No one suggested anything of the sort until you tried to shoehorn in there...
RobinA
(9,888 posts)to try to understand this sort of thing no matter who does it.
cwydro
(51,308 posts)I'm just finding the "he is not responsible" posts a little much for me today.
Act_of_Reparation
(9,116 posts)...maybe a discussion forum isn't for you. Have you considered YouTube?
cwydro
(51,308 posts)Thanks.
Blue_Tires
(55,445 posts)reflection
(6,286 posts)Absolute proof is a high bar to clear, however.
JoeStuckInOH
(544 posts)loyalsister
(13,390 posts)You can't exclude nurture when discussing behavior. It's uncomfortable, but logical to consider that he may have concluded that his plans were justified and even correct. I noted in another thread, that the reasoning behind the conclusion that one has a right to kill is sound. If there is a right to own weapons designed specifically to kill people, then there is a right to kill.
A starting point for speculation on what may have driven his intellectual perspective is that an accountant who loses money is a failure. Maybe it was a devastating self perception that led to self destruction. If there were people who would be hurt because of his behavior maybe he saw it as ethical to remove himself from their lives? In the realm of psychological speculation, maybe he was driven by that kind of suicidal ideation combined with one last self satisfying act to get even with the industry that reeled him in and ultimately caused his failure. I think that is a fairly common oversimplified scenario but contains some established elements of the motivations for suicide and murder. And even with that kind of justification, the fact that he hid could say something about shame or awareness of the wrongness of his actions.

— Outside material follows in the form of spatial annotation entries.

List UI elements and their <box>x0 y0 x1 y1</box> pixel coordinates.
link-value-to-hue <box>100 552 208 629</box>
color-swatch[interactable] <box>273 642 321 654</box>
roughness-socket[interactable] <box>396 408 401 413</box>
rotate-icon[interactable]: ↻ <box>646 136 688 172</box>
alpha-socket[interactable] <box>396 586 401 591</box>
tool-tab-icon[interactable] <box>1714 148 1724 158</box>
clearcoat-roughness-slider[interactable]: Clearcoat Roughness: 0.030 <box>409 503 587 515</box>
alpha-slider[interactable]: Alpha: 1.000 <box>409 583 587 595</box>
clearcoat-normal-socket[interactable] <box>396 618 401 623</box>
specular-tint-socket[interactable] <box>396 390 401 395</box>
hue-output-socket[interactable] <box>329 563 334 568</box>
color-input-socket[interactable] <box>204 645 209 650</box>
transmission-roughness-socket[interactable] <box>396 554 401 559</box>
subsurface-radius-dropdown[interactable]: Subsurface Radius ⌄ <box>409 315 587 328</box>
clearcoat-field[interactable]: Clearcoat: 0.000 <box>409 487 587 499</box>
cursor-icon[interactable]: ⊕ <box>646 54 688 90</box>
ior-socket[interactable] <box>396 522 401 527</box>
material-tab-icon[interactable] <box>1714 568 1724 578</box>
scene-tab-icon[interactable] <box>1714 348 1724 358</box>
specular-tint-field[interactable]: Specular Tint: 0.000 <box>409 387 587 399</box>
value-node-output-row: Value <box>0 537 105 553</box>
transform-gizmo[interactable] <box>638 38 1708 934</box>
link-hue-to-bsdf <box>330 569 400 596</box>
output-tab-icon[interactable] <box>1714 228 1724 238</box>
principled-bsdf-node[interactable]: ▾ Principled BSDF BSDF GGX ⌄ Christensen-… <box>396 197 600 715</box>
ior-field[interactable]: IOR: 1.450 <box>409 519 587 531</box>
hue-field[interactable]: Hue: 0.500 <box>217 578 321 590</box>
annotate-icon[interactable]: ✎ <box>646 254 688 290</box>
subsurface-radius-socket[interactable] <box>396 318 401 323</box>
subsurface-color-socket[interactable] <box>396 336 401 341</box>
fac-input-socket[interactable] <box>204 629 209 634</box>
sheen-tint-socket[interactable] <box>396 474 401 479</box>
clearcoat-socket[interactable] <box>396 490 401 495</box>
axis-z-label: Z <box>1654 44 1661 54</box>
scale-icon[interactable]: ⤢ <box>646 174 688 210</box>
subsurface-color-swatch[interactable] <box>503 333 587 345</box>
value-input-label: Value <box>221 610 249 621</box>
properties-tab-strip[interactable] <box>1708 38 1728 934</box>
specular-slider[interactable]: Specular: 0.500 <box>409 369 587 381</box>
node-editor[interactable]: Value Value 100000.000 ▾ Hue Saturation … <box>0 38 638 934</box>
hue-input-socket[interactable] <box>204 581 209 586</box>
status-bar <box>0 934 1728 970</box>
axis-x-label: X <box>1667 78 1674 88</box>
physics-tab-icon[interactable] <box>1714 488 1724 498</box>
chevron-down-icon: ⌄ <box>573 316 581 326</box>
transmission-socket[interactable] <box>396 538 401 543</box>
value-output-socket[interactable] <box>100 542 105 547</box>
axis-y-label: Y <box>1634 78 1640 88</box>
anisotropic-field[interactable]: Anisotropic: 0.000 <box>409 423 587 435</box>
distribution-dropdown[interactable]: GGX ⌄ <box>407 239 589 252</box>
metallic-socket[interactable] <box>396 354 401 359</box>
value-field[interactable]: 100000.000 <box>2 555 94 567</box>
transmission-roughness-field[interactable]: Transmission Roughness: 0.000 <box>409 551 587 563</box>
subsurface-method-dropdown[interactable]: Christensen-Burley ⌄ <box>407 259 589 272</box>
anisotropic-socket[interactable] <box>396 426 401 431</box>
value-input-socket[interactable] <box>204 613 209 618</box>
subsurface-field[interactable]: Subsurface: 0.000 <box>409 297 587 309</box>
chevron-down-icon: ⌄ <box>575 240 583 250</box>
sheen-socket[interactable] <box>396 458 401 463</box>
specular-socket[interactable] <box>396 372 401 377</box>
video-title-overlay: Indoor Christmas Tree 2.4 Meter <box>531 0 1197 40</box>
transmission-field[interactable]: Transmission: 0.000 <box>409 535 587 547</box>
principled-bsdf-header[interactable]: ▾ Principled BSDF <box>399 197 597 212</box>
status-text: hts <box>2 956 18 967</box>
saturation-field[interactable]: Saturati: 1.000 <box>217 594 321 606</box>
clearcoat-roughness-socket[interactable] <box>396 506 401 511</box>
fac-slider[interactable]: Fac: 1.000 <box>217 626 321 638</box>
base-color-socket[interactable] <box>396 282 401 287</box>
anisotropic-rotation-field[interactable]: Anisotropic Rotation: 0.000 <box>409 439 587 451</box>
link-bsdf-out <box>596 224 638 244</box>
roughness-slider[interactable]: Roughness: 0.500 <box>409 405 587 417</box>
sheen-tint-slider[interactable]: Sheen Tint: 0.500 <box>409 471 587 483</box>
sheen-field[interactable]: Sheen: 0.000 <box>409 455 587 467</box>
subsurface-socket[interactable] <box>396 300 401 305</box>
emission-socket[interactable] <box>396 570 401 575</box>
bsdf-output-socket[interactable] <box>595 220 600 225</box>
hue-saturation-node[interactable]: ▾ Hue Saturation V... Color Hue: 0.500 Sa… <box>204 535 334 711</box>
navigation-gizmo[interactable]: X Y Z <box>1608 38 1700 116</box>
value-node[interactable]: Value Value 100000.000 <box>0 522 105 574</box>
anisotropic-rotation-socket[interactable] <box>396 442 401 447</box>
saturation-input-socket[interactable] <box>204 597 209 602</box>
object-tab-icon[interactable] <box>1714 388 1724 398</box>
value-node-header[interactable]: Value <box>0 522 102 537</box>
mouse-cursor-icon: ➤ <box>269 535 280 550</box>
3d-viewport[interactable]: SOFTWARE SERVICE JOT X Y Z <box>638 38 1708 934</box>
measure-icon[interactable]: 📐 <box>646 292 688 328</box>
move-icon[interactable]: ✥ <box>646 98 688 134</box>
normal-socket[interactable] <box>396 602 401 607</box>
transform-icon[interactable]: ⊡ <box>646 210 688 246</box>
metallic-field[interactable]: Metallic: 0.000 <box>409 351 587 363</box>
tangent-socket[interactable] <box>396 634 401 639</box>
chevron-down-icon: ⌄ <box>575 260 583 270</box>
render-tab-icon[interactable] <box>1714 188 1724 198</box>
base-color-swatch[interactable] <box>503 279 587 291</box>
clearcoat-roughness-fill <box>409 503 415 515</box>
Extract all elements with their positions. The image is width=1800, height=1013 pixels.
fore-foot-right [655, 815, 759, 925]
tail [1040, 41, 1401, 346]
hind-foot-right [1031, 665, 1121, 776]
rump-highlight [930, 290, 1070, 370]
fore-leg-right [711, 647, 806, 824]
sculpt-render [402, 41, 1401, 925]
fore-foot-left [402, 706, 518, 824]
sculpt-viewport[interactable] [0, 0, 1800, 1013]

The philosophical discussion on ethics has to include the possibility that he may have thought he was doing someone a favor, as well as the irrational, but natural dispair and self pity. I think it is entirely possible that organic brain damage reduces impulse control. But, there has to be an intellectual seed that could be controlled. It requires too much mental and behavioral effort for the impact of ethics or lack thereof to be excluded.
canetoad
(17,154 posts)A friend's husband had a fast and dramatic early onset of dementia at age 60. He changed within weeks from an easy going guy to a nasty, irrational person. Who knows what may have happened in a country where guns are freely available and the culture is ingrained.
On a different but comparable subject, I once read that some researchers consider a tendency to paedophillia to be inborn. I've wrestled with my thoughts on that - what if they just can't help it?
No answers for you. It's a deep rabbit hole.